Octreoscan is used to visualize hormone-producing tumors of the nervous and endocrine systems, or neuroendocrine tumors. Most tumors of this nature contain cells with a receptor for the hormone somatostatin. In octreoscan, octreotide, an analogue of somatostatin, is labeled with a radioactive tracer and injected intravenously; the radioactive octreotide attaches to somatostatin receptors on the tumor cells and can then be observed with a special scanning camera. A variation of nuclear scanning, called single-photon emission computed tomography, or SPECT, enhances the sensitivity of the test.
Purpose of the Octreoscan
- To identify and pinpoint the location of benign or malignant (cancerous) neuroendocrine tumors (such as carcinoid tumors, small cell lung cancer, pituitary adenoma, neuroblastoma, medullary thyroid carcinoma and islet cell tumor of pancreas) prior to their surgical removal; this test can identify both primary cancer and cancer that has metastasized (spread) from other locations
- To monitor the effectiveness of therapy for neuroendocrine tumors and to detect recurrences or progression of disease
Who Performs It
- A technician trained in nuclear medicine
- This test should not be performed in women who are pregnant or breastfeeding because of possible risks to the fetus or infant.

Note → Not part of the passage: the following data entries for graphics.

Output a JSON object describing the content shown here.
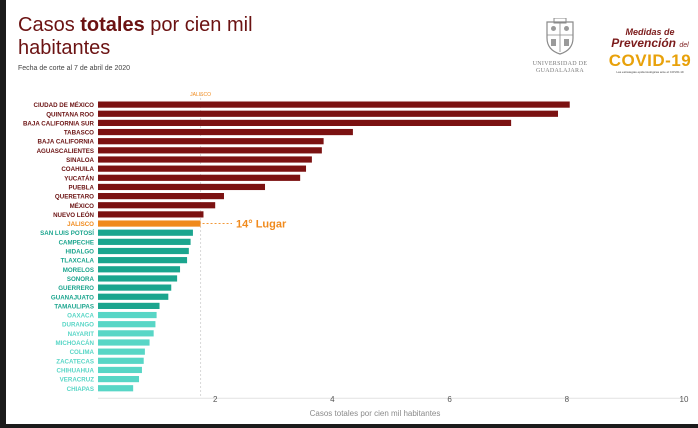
{
  "header": {
    "title_part1": "Casos ",
    "title_bold": "totales",
    "title_part2": " por cien mil habitantes",
    "subtitle": "Fecha de corte al 7 de abril de 2020"
  },
  "logos": {
    "udg_line1": "UNIVERSIDAD DE",
    "udg_line2": "GUADALAJARA",
    "covid_line1": "Medidas de",
    "covid_line2": "Prevención",
    "covid_line2_small": "del",
    "covid_line3": "COVID-19",
    "covid_line4": "Las estrategias epidemiológicas ante el COVID-19"
  },
  "colors": {
    "dark_red": "#7b1212",
    "jalisco": "#f08a1c",
    "teal": "#1ba58e",
    "light_teal": "#58d6c6",
    "title": "#6b1212"
  },
  "chart_data": {
    "type": "bar",
    "orientation": "horizontal",
    "title": "Casos totales por cien mil habitantes",
    "xlabel": "Casos totales por cien mil habitantes",
    "ylabel": "",
    "xlim": [
      0,
      10
    ],
    "xticks": [
      2,
      4,
      6,
      8,
      10
    ],
    "reference_label": "JALISCO",
    "reference_value": 1.75,
    "annotation": "14° Lugar",
    "categories": [
      "CIUDAD DE MÉXICO",
      "QUINTANA ROO",
      "BAJA CALIFORNIA SUR",
      "TABASCO",
      "BAJA CALIFORNIA",
      "AGUASCALIENTES",
      "SINALOA",
      "COAHUILA",
      "YUCATÁN",
      "PUEBLA",
      "QUERETARO",
      "MÉXICO",
      "NUEVO LEÓN",
      "JALISCO",
      "SAN LUIS POTOSÍ",
      "CAMPECHE",
      "HIDALGO",
      "TLAXCALA",
      "MORELOS",
      "SONORA",
      "GUERRERO",
      "GUANAJUATO",
      "TAMAULIPAS",
      "OAXACA",
      "DURANGO",
      "NAYARIT",
      "MICHOACÁN",
      "COLIMA",
      "ZACATECAS",
      "CHIHUAHUA",
      "VERACRUZ",
      "CHIAPAS"
    ],
    "values": [
      8.05,
      7.85,
      7.05,
      4.35,
      3.85,
      3.82,
      3.65,
      3.55,
      3.45,
      2.85,
      2.15,
      2.0,
      1.8,
      1.75,
      1.62,
      1.58,
      1.55,
      1.52,
      1.4,
      1.35,
      1.25,
      1.2,
      1.05,
      1.0,
      0.98,
      0.95,
      0.88,
      0.8,
      0.78,
      0.75,
      0.7,
      0.6
    ],
    "groups": [
      "dark",
      "dark",
      "dark",
      "dark",
      "dark",
      "dark",
      "dark",
      "dark",
      "dark",
      "dark",
      "dark",
      "dark",
      "dark",
      "jalisco",
      "teal",
      "teal",
      "teal",
      "teal",
      "teal",
      "teal",
      "teal",
      "teal",
      "teal",
      "light",
      "light",
      "light",
      "light",
      "light",
      "light",
      "light",
      "light",
      "light"
    ]
  }
}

- Patients with an allergy to shellfish or iodine could experience a severe allergic reaction to radioactive iodine; another type of radiotracer should be used.
- The presence of residual barium due to recent contrast x-rays of the gastrointestinal tract can cause defects in the scan that may be misinterpreted as growths. In addition, various abnormalities other than neuroendocrine tumors can also pick up octreotide, including certain infections, rheumatoid arthritis, and nonhormonal cancers. These factors may lead to false-positive results.
Before the Octreoscan
- Inform your doctor if you have an allergy to shellfish or iodine so that a noniodinated radiotracer can be used.

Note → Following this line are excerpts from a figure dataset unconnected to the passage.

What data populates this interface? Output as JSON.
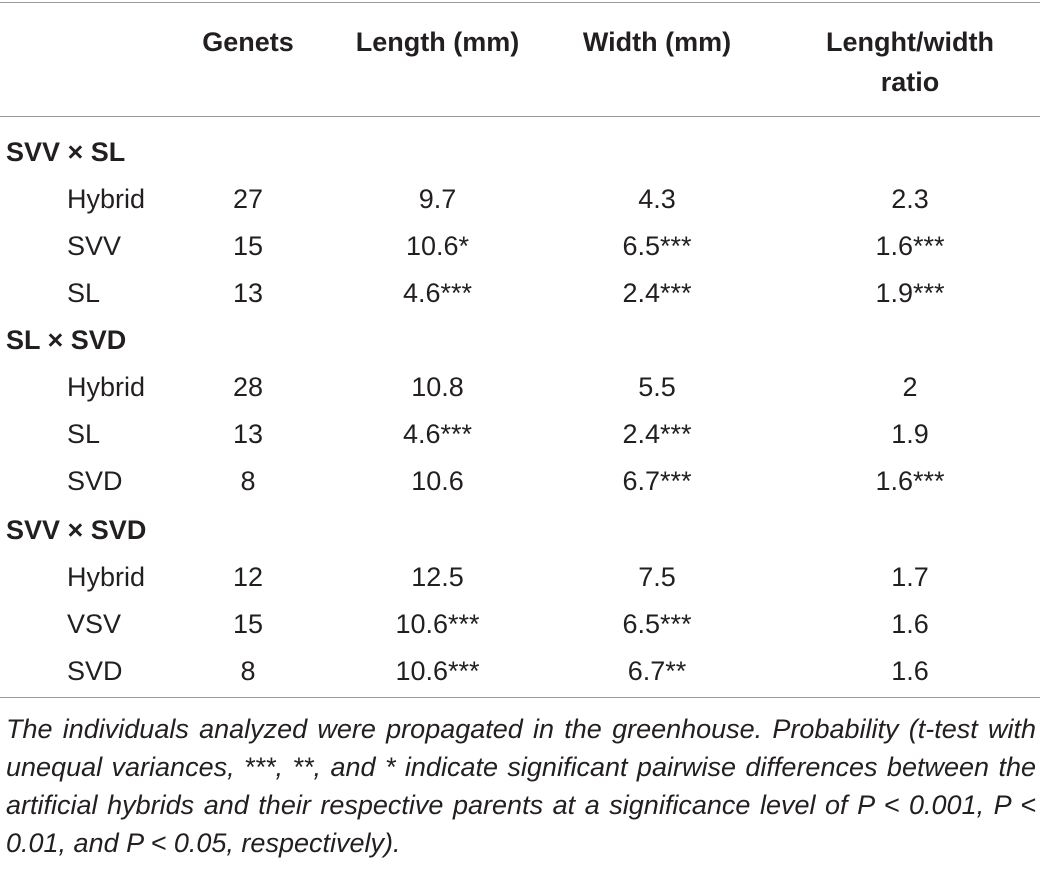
{
  "headers": {
    "col1": "",
    "col2": "Genets",
    "col3": "Length (mm)",
    "col4": "Width (mm)",
    "col5_line1": "Lenght/width",
    "col5_line2": "ratio"
  },
  "groups": [
    {
      "title": "SVV × SL",
      "rows": [
        {
          "name": "Hybrid",
          "genets": "27",
          "length": "9.7",
          "width": "4.3",
          "ratio": "2.3"
        },
        {
          "name": "SVV",
          "genets": "15",
          "length": "10.6*",
          "width": "6.5***",
          "ratio": "1.6***"
        },
        {
          "name": "SL",
          "genets": "13",
          "length": "4.6***",
          "width": "2.4***",
          "ratio": "1.9***"
        }
      ]
    },
    {
      "title": "SL × SVD",
      "rows": [
        {
          "name": "Hybrid",
          "genets": "28",
          "length": "10.8",
          "width": "5.5",
          "ratio": "2"
        },
        {
          "name": "SL",
          "genets": "13",
          "length": "4.6***",
          "width": "2.4***",
          "ratio": "1.9"
        },
        {
          "name": "SVD",
          "genets": "8",
          "length": "10.6",
          "width": "6.7***",
          "ratio": "1.6***"
        }
      ]
    },
    {
      "title": "SVV × SVD",
      "rows": [
        {
          "name": "Hybrid",
          "genets": "12",
          "length": "12.5",
          "width": "7.5",
          "ratio": "1.7"
        },
        {
          "name": "VSV",
          "genets": "15",
          "length": "10.6***",
          "width": "6.5***",
          "ratio": "1.6"
        },
        {
          "name": "SVD",
          "genets": "8",
          "length": "10.6***",
          "width": "6.7**",
          "ratio": "1.6"
        }
      ]
    }
  ],
  "footnote": "The individuals analyzed were propagated in the greenhouse. Probability (t-test with unequal variances, ***, **, and * indicate significant pairwise differences between the artificial hybrids and their respective parents at a significance level of P < 0.001, P < 0.01, and P < 0.05, respectively)."
}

- If an iodinated dye is being used, you will receive iodine for 3 days prior to the test to preclude uptake of the radiotracer by the thyroid gland.
- If you have been receiving octreotide as a form of anticancer therapy, the agent will be discontinued for 2 weeks prior to the scan.
What You Experience
- The examiner injects radioactive octreotide into a vein in your arm or hand. Other than this injection, the procedure is painless.
- One hour after the injection, you will lie on a table under a large camera that records the gamma rays emitted by the radioactive material. You may be asked to assume various positions—on your back, side, and stomach—as the camera scans the length of your body.
- A computer translates signals from the scanner into images that are recorded on film. (More detailed images may also be obtained using SPECT.)
- About 2 hours after the octreotide injection, you will usually be given a fatty meal to help clear the radioactive material from your gallbladder.
- After 4 hours, you will be given a strong laxative to clear the octreotide from your bowel.
- Nuclear scanning is repeated at periodic intervals—for example, 2, 4, 24, and 48 hours after the octreotide is administered.
- You are free to go home in between scanning sessions.
Risks and Complications
- The trace amount of radioactive material used in this test is not associated with any significant risks or complications.
After the Octreoscan
- Drink plenty of fluids to help your kidneys excrete the radioactive octreotide.
- You may leave the testing facility and resume your normal activities.
- Blood may collect and clot under the skin (hematoma) at the injection site; this is harmless and will resolve on its own. For a large hematoma that causes swelling and discomfort, apply ice initially; after 24 hours, use warm, moist compresses to help dissolve the clotted blood.
- A physician trained in nuclear medicine interprets the results of the scans.
- If no abnormality is found, no further testing may be necessary.
- If surgery is to be performed to remove neuroendocrine tumors, the scans will be used to help plan the procedure.